Previously, we showed that a hydroxyethyl starch colloid in a balanced solution, but not in normal saline, reduced hepatic leukocyte recruitment in a mouse model of early sepsis [29]. Recent clinical trials have raised concerns about the safety of starch products [8], whereas albumin and saline appear equivalent [9]. Accordingly, in this study, our objective was to compare AGP to albumin and normal saline as resuscitation fluids, with respect to the ability of these fluids to dampen the inflammatory response in the liver in
murine models of early endotoxemia and sepsis. All in vivo experiments followed protocols approved by the Animal Research Ethics Board of Health Sciences, McMaster University. Male C57Bl/6 mice (20–25 g) from Taconic
CP-690550 clinical trial (Germantown, NY, USA) were used in all of the BGB324 mw experiments. Human AGP was purified from human plasma either prepared from citrated blood drawn from volunteers by trained phlebotomists under the terms of a protocol approved by the Research Ethics Board, Hamilton Health Sciences Corporation, or from units of transfusable plasma obtained at outdate from Canadian Blood Services. AGP purification from plasma was performed as described [23]; briefly, this entailed sulphosalicylic acid precipitation, neutralization of the supernatant, hydroxyapatite and Cibacron blue chromatography.
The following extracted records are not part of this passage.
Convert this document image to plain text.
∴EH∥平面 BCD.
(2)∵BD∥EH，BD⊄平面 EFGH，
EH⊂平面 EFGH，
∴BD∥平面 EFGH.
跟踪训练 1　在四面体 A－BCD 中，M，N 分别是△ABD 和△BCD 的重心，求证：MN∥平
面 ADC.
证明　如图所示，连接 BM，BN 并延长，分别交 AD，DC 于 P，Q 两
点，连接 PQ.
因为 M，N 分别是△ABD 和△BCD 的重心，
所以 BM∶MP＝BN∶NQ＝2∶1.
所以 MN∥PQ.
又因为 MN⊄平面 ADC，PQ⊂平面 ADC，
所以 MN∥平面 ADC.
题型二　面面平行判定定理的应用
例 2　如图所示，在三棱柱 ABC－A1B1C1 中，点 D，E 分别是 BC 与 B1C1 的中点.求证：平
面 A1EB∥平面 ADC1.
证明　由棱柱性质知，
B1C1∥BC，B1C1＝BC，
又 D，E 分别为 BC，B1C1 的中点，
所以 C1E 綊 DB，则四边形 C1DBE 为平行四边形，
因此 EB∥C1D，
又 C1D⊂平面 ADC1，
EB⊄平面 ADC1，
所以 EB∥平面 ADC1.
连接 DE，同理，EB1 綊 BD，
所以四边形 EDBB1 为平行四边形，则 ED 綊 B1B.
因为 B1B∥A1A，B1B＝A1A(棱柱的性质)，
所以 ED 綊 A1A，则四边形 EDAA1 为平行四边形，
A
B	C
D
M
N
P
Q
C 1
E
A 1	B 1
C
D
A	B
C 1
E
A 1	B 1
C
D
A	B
AGP preparations were tested for endotoxin contamination and depyrogenated, as described, until endotoxin levels fell below 5 endotoxin units/kg body weight for all mice treated with this purified plasma protein. Clinically outdated, apyrogenic HAS (Plasmalbulin 5; Bayer Healthcare, Toronto, ON, USA) was the generous gift of Dr. John Kelton, Department of Medicine, McMaster University. Mice were warmed with an infrared heat lamp for 10 minutes and anesthetized with isofluorane. LPS from Escherichia coli type 0127:B8 (Sigma-Aldrich, St. MYO10 Louis, MO, USA) in normal
saline, or saline alone (for shams), was injected intraperitoneally at 5 or 100 mg/kg body weight. Statistical review of the responses (leukocyte count and recruitment) of both doses was indistinguishable; therefore, data for both doses were combined in the final analysis. One milliliter of normal saline was injected subcutaneously following LPS administration to ensure adequate hydration of the animals. In some experiments, LPS was injected intravenously at a dose of 0.08 mg/kg body weight. The CLP procedure followed the original report by Baker et al. [1], as modified by us [29]. Briefly, mice were anesthetized with isofluorane and the right jugular vein was cannulated to deliver the fluids. The abdomen was opened and the cecum delivered, ligated, and perforated with an 18-gauge needle.